Example 4 Burgess Reaction A dry four-necked flask was charged with 6 ml of THF and 0.02 g (0.38 mmol) of 60% sodium hydride in a nitrogen atmosphere.
Thereafter, 0.13 g (0.38 mmol) of the compound (a) was added dropwise. After stirring at room temperature for 1 hour, 0.10 g (0.42 mmol) of Burgess reagent was charged,
After stirring at room temperature for 12 hours, the mixture was further heated at 50 ° C. for 1 hour.
The disappearance of the raw materials was confirmed by TLC, and the reaction solution was poured into water and extracted with ether. Further, the organic layer was washed with saturated saline, dehydrated with anhydrous magnesium sulfate, and then the solvent was distilled off to obtain a crude product. The obtained crude product was purified by silica gel column chromatography to obtain compound (b) at a yield of 30.5%.

Other examples are shown in the following table. All methods were according to the method described in Example 1.

[Table 1]

Note) IER: Strongly acidic ion exchange resin Duolite CC-265H Nafion-H: Ion exchange resin (commercially available) PW6Mo6: Heteropolyacid (commercially available) Tf: trifluoromethylsulfonyl

Since the above compounds (b) and (c) are known compounds, their structures were determined by comparison with literature values and NMR data of a standard.
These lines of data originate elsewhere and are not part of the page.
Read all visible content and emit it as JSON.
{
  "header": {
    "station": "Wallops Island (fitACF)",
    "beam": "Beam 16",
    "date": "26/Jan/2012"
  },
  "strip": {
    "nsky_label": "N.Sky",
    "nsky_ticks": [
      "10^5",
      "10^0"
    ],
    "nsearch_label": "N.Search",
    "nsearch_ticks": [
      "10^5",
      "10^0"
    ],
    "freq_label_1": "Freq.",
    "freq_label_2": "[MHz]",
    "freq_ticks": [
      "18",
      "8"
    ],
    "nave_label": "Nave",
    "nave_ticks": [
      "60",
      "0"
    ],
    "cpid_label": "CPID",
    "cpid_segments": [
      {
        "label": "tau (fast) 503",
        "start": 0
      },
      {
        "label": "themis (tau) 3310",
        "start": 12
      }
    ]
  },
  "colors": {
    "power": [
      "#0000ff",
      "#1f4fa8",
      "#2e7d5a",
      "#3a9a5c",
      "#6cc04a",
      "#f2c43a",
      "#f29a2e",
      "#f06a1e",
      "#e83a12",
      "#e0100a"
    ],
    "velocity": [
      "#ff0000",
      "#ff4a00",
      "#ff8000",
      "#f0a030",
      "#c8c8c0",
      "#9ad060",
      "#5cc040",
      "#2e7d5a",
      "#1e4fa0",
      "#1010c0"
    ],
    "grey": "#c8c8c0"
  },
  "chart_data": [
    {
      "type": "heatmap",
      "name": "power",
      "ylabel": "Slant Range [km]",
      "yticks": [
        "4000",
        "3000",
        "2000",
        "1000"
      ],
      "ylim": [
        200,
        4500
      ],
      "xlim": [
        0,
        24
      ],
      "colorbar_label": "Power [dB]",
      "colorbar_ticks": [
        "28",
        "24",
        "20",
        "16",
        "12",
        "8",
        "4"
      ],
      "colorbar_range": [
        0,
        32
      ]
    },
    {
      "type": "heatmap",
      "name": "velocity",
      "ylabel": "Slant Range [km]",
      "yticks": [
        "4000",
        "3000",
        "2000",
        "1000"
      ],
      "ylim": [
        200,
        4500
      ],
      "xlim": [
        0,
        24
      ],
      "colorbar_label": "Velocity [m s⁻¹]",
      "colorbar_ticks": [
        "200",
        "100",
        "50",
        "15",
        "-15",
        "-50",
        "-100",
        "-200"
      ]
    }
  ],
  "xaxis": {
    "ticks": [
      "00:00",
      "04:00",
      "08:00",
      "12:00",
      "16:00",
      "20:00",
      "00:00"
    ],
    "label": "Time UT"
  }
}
The structural formulas of the compounds used in the examples are shown below.

Continuation of the front page (51) Int.Cl. ⁶ Identification code FI B01J 31/22 B01J 31/22 X C07C 67/297 C07C 67/297 403/12 403/12 // C07B 61/00 300 C07B 61/00 300

Claims (4)

[Claims] 1. The general formula (1) Wherein R represents a hydroxyl-protecting group. The polyene alcohol derivative represented by the general formula (2) is subjected to a dehydration reaction. (Wherein, R represents a hydroxyl-protecting group). 2. The method according to claim 1, wherein the protecting group for the hydroxyl group is an acetyl group. 3. The dehydration reaction is an acid-catalyzed reaction, Chugaev
2. The process according to claim 1, wherein the process is aev) or Burgess reaction. 4. The process according to claim 3, wherein the acid catalyst in the acid-catalyzed reaction is an ion exchange resin, a heteropoly acid, a Lewis acid, a protonic acid, an acid anhydride, an alkali metal hydrogen sulfate or an acid chloride.